The Western world, or simply the West, refers to various nations, depending on the context, most often including at least part of Europe. There are many accepted definitions based on commonalities. The Western world is also known as the Occident (from Latin: occidens "sunset, West", as contrasted with Orient).
The concept of the Western part of the Earth has its roots in Greco-Roman world in Europe, Judaism and the advent of Christianity in Ancient Israel. In the modern era, Western culture has been heavily influenced by the traditions of the Renaissance, Protestant Reformation, Age of Enlightenment – and shaped by the expansive imperialism and colonialism of the 15th to 20th centuries. Before the Cold War era, the traditional Western viewpoint identified Western Civilization with the Western Christian (Catholic-Protestant) countries and culture.
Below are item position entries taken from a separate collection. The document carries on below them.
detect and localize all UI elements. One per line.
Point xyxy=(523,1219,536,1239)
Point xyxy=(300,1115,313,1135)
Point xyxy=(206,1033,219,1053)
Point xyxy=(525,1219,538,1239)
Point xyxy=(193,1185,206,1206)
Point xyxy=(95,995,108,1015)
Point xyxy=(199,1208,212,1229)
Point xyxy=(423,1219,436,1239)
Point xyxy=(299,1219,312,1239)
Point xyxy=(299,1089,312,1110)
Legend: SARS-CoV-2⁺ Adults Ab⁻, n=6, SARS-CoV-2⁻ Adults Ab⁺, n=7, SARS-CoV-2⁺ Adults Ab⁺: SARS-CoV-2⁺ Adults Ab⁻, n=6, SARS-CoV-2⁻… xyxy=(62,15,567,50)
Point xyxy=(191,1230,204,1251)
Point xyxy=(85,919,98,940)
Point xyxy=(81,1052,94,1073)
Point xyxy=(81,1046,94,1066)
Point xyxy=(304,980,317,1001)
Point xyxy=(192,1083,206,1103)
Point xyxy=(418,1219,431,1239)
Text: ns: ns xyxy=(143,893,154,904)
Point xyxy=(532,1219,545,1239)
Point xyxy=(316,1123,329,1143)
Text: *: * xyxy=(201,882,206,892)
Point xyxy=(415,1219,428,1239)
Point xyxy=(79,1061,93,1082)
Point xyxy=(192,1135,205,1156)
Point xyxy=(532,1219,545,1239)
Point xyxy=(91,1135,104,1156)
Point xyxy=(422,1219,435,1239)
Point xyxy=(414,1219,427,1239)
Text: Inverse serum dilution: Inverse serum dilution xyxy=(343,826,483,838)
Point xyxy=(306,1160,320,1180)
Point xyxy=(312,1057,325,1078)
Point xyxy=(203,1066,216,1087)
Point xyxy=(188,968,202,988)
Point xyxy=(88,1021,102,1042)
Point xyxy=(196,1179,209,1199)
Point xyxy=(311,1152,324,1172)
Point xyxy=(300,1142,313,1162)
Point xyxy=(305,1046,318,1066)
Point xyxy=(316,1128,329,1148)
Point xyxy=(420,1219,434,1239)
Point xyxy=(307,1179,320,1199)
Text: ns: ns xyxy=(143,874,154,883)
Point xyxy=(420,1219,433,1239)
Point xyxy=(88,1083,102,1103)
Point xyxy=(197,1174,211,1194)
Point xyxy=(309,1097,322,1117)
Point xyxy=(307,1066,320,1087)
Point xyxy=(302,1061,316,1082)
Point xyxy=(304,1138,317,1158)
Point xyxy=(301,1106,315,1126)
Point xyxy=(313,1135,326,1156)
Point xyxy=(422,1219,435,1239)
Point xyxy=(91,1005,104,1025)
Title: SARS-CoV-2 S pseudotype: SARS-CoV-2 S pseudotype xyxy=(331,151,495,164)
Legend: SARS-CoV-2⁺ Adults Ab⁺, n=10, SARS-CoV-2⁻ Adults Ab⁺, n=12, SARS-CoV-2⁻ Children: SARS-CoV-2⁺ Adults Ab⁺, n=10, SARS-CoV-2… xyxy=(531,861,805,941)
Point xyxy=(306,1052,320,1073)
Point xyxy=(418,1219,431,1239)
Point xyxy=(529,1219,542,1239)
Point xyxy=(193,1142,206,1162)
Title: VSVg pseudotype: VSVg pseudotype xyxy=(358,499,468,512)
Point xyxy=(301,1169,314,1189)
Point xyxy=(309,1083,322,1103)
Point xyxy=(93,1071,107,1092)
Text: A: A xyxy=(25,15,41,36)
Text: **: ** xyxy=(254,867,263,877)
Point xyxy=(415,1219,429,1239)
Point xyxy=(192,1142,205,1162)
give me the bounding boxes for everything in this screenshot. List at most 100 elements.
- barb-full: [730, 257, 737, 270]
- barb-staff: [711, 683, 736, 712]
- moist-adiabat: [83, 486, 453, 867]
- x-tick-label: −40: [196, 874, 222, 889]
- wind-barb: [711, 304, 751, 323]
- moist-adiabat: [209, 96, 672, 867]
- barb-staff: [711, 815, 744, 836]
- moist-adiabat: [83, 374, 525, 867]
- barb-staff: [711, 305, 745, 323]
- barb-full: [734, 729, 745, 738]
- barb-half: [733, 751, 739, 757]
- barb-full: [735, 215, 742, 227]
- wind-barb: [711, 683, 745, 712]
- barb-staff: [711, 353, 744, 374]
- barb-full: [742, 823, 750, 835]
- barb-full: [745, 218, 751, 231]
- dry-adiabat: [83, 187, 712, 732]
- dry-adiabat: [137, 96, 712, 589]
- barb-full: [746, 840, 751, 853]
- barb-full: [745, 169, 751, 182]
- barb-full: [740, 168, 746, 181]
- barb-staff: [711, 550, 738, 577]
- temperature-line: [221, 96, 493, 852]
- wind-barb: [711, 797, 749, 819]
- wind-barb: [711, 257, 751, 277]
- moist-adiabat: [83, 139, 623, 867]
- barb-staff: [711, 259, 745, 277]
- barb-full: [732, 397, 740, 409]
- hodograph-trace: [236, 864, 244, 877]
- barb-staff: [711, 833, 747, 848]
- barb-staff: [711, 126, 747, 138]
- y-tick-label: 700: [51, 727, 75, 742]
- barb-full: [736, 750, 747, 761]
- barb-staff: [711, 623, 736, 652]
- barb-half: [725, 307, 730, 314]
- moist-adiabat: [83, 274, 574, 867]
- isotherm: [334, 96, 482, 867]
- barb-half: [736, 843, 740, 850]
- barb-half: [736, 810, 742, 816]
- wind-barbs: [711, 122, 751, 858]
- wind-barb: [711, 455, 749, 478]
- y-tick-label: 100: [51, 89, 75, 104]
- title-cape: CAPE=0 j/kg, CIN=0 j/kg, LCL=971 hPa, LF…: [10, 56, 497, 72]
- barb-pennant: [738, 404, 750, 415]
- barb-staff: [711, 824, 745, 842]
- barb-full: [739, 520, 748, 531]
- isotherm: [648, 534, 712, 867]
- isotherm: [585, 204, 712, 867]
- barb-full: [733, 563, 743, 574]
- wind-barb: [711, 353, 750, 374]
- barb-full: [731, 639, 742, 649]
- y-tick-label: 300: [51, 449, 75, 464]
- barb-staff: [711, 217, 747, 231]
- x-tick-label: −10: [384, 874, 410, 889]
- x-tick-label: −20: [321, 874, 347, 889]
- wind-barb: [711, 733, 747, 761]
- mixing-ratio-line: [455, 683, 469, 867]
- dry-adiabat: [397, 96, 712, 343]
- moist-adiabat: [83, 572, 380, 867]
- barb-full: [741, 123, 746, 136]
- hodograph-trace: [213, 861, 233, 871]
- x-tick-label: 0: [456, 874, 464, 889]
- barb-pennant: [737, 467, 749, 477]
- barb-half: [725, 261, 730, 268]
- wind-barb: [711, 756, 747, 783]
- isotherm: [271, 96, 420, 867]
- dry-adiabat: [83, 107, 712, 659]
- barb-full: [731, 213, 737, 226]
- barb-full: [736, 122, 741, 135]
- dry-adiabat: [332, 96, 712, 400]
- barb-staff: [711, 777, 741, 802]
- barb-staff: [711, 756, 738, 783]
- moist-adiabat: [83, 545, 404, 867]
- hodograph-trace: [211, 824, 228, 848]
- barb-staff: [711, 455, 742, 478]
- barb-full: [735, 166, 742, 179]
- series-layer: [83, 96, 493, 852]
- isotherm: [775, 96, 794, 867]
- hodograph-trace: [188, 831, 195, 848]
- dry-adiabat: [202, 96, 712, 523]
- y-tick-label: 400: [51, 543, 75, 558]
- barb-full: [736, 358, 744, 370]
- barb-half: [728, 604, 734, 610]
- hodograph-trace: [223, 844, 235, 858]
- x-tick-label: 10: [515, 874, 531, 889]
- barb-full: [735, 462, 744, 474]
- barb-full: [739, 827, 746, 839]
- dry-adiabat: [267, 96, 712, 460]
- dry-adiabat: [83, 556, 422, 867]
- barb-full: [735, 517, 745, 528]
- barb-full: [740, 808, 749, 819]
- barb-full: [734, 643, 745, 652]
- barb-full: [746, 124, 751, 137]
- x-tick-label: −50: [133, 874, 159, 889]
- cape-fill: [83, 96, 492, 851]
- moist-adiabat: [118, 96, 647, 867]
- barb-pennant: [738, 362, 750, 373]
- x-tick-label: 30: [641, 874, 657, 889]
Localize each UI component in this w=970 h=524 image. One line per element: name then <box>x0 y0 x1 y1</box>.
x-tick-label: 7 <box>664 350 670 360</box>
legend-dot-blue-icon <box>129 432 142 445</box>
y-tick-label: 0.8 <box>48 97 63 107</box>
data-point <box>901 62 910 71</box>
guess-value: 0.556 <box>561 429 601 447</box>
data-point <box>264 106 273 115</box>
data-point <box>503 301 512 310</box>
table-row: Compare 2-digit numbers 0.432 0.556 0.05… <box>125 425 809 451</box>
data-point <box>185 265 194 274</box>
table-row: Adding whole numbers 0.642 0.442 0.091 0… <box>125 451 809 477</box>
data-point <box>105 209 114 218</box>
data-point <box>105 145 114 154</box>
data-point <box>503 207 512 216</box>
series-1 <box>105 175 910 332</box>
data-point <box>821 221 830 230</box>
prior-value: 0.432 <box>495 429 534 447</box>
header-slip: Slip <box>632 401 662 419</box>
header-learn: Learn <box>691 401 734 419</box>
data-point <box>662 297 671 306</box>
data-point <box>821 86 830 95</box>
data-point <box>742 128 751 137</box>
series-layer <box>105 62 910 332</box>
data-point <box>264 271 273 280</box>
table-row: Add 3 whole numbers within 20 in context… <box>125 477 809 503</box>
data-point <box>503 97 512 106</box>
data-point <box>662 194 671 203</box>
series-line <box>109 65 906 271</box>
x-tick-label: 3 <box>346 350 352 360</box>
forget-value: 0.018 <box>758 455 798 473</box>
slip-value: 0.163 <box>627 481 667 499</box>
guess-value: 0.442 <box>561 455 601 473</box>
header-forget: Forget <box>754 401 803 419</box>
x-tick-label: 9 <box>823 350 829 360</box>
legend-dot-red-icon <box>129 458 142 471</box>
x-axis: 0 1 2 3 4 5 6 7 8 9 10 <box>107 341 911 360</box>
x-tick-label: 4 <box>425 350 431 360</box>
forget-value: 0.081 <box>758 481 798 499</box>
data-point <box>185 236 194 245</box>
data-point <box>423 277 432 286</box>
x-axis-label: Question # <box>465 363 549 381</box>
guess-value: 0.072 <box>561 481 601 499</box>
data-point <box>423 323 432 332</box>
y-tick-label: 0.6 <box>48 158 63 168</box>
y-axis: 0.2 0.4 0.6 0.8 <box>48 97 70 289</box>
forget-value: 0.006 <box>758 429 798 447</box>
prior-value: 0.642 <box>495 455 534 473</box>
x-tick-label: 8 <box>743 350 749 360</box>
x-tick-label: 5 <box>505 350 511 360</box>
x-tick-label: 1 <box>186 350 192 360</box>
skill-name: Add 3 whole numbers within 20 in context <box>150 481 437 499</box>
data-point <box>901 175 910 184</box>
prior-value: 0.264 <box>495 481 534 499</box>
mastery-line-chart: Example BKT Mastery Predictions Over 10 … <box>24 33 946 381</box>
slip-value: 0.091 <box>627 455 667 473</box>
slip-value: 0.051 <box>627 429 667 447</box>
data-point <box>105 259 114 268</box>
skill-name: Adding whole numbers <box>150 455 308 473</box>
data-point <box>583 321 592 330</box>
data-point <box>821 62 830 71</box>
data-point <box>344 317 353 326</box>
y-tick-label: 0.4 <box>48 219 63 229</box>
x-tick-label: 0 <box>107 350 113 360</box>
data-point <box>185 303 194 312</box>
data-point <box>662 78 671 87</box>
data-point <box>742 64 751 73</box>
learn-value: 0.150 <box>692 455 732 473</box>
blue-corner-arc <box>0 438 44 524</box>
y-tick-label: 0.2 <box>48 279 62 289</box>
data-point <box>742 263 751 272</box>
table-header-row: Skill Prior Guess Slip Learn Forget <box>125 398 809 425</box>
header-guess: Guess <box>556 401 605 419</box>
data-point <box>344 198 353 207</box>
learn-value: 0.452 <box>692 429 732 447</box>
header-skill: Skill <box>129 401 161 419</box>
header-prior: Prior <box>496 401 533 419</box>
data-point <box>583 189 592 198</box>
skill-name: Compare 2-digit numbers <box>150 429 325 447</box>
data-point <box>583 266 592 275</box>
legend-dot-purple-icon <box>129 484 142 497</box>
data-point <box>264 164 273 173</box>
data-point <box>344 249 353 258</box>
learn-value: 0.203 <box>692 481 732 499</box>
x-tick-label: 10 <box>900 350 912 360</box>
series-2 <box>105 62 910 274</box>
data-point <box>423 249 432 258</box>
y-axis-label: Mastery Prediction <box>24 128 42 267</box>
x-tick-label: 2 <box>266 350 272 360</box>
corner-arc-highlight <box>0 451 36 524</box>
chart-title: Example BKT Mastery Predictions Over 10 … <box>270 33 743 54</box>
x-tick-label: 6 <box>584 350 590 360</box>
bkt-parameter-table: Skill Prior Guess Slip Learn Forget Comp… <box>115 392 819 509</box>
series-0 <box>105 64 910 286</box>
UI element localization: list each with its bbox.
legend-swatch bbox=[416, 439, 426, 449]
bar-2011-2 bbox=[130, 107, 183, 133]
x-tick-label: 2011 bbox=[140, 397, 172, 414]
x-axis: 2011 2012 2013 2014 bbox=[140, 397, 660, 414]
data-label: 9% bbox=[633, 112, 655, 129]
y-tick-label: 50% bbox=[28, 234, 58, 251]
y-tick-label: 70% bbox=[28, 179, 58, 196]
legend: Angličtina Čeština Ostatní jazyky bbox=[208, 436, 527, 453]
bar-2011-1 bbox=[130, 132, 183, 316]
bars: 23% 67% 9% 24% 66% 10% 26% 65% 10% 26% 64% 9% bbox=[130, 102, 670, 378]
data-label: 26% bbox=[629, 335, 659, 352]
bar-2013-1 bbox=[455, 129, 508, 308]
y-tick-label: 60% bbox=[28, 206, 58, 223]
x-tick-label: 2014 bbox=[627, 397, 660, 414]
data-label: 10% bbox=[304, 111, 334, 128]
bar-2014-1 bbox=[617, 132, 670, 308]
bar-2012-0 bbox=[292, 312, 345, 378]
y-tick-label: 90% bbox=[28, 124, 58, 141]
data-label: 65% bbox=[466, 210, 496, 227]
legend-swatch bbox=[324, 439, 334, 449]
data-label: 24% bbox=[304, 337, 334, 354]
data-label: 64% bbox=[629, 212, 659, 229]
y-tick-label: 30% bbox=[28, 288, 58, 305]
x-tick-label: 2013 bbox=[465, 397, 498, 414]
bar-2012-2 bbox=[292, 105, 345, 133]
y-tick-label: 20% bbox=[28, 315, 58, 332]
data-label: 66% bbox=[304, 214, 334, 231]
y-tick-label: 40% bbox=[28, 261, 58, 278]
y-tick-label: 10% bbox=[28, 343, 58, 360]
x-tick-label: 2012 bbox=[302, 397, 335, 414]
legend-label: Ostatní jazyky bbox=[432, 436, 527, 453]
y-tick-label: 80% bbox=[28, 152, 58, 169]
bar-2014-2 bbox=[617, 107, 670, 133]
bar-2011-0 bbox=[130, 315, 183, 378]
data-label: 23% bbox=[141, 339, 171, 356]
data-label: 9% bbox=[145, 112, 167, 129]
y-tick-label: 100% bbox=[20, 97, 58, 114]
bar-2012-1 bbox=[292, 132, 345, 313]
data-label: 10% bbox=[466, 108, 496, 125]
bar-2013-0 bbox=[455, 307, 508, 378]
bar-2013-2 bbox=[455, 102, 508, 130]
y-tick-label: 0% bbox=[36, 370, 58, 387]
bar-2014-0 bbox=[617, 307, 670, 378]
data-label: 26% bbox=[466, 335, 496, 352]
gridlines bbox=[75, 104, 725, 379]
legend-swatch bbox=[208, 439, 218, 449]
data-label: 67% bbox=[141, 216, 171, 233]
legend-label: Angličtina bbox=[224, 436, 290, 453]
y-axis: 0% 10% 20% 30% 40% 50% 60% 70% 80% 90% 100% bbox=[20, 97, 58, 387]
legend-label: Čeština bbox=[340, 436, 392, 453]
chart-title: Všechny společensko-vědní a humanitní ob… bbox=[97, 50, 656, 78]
Its political usage was temporarily changed by the antagonism during the Cold War in the mid-to-late 20th Century (1947–1991).
The term originally had a literal geographic meaning. It contrasted Europe with the cultures and civilizations of the Middle East and North Africa, Sub-Saharan Africa, South Asia, Southeast Asia, and the remote Far East which early-modern Europeans saw as the East. In the contemporary cultural meaning, the phrase Western world includes Europe, as well as many countries of European colonial origin with substantial European ancestral populations in the Americas and Oceania.